I will feast on the bonfire of it's vanities.
History has shown that Nationalisation does not work, if you give industry (any industry) to politicians and their cronies to run then that industry will ultimately fail, the tax take to the exchequer will fall, unemployment will go up, taxes will go up, the country will start to borrow money it can't afford, and the country will suffer as a result. Politicians cannot run anything, they just do not have the practical experience.
However saying that, we cannot allow people at the top to swindle the country again, i.e. relying on tax payers money to bail them out. These people, like the former chief exec of Northern Rock, Fred the Shred, and many other banking execs who took the money and ran, should be hunted down and thrown in prison for all the economic destruction they have caused.
That said, the single currency Euro cannot and will not work, the whole idea behind it was flawed from the start, and although the Euro was seen as a way of preventing Europe from falling back into it's bad old habits, the only way the Euro can realistically work is if there is a united states of Europe under one government, and that dear forum members will never happen.
My comments were not all about Greece, my first comment, contained within my first para was about "nationalisation" and it's inherent ability to fail at everything.
My second para was about the banks, which are now run by wide-boys, spivs, con men and wannabe rock stars. Those advocates of "Light Touch" regulations should be rounded up and put in the Tower of London, because of this stupidity the thieves now have the controls to our economy.
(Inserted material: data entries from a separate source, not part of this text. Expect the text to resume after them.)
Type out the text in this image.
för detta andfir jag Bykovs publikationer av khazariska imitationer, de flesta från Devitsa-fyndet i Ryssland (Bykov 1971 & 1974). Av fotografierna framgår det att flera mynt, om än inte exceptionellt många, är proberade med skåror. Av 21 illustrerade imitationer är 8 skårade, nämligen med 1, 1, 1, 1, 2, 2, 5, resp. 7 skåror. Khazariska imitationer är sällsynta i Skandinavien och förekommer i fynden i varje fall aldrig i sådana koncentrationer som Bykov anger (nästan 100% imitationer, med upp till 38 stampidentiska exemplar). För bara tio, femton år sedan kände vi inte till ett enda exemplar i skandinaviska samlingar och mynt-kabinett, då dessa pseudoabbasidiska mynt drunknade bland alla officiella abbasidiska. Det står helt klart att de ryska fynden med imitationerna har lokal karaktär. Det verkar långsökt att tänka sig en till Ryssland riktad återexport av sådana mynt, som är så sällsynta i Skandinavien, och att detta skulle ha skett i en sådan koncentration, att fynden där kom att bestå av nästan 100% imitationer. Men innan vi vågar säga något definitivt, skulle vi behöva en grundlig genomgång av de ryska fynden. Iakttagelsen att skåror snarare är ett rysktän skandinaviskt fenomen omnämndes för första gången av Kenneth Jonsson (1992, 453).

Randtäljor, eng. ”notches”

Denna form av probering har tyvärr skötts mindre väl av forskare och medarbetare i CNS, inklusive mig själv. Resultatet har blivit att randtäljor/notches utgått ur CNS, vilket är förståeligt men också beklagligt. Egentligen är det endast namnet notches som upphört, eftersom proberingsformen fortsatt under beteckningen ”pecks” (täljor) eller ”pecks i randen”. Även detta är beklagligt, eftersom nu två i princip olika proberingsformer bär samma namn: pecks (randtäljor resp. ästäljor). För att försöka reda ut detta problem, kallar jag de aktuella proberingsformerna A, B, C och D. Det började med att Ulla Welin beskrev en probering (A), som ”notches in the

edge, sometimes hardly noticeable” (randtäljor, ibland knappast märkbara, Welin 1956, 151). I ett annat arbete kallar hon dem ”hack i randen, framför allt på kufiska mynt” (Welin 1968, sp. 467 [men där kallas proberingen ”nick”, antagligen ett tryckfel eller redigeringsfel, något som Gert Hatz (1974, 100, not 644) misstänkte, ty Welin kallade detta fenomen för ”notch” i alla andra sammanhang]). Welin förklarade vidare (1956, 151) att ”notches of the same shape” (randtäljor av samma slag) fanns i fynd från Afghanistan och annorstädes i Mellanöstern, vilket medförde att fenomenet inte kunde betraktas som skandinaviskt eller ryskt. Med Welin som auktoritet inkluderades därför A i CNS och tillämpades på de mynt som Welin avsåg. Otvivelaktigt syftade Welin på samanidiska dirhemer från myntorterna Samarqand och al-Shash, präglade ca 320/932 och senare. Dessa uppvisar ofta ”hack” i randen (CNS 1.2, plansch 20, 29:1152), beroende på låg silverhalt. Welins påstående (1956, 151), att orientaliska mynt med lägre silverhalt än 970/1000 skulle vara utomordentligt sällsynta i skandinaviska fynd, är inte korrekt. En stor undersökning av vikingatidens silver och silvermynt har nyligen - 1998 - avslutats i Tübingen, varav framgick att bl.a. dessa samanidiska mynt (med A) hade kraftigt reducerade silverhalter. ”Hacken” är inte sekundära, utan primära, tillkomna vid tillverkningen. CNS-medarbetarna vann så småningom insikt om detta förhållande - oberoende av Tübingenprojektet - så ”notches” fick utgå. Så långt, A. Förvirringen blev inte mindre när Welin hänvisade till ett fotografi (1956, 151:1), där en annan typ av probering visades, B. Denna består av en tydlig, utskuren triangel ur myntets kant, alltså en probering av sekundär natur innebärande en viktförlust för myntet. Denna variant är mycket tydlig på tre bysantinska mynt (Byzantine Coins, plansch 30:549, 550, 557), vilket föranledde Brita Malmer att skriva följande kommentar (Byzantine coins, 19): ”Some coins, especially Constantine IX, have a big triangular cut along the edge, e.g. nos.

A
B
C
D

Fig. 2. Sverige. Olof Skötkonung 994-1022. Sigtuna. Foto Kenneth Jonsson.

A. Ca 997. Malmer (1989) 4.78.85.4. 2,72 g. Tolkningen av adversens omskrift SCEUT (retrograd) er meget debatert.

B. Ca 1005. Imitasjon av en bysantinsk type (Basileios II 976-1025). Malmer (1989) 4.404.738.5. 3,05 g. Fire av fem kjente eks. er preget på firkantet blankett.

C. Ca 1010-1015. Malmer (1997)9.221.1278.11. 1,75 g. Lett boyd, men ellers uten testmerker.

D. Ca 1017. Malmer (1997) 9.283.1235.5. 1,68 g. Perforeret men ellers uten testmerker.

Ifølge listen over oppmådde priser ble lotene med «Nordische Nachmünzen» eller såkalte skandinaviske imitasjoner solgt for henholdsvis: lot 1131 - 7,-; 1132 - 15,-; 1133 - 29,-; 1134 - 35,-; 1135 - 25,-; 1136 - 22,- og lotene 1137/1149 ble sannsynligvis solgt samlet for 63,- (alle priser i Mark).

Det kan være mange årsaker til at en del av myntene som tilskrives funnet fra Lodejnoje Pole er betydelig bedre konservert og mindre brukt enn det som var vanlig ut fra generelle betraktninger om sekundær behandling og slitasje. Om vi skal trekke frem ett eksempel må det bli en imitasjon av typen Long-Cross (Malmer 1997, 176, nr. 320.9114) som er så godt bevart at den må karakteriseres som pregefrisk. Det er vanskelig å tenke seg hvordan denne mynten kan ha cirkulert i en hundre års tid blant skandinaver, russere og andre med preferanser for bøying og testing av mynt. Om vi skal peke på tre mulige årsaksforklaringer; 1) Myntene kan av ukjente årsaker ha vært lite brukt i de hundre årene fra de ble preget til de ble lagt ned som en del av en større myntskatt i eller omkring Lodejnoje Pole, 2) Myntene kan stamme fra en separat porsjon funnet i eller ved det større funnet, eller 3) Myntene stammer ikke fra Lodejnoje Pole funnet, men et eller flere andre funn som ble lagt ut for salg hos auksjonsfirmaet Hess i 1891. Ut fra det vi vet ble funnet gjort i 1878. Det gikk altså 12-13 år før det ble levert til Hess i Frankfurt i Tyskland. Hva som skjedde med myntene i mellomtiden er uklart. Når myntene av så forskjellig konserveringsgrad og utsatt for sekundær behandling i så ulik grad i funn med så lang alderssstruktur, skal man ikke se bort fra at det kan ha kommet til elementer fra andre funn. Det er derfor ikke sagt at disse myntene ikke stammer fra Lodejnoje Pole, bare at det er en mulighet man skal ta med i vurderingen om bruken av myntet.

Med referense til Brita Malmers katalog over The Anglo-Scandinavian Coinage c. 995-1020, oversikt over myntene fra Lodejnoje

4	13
And my final para was partially about Greece but also pointed out that the wishful thinking of those politicians that cobbled together the "single currency" was nothing more than "pie in the sky". Anyone with an ounce of foresight could see that the Euro would never work, our European economies and mindset are just too different.
Turn to the Vatican? What the deuce for?
That morally, spiritually and financially corrupt pile of unmentionables. I take this opportunity as it hasn't been given front page headlines for some odd reason that the Vatican Bank is deep in the finnacial meltdown and brown stuff. The old red scocks bank is in a critical state and could collapse due to it's own shennanigans. The clerics fain they have nothing to do with it. Yeah, right. For long years this same bank laundered and fiddled money including Mafia mob loot and such. Remember the baker hanged under Blackfriar's Bridge in London with she symbols of that rogue P2 Lodge that was up to it's ears in corruptiopn including the Pope's private secreatry a Cardinal who was a member of that proscribed bunch. So too was the general in charge of the Itialian financial police amongst others. That is the real news.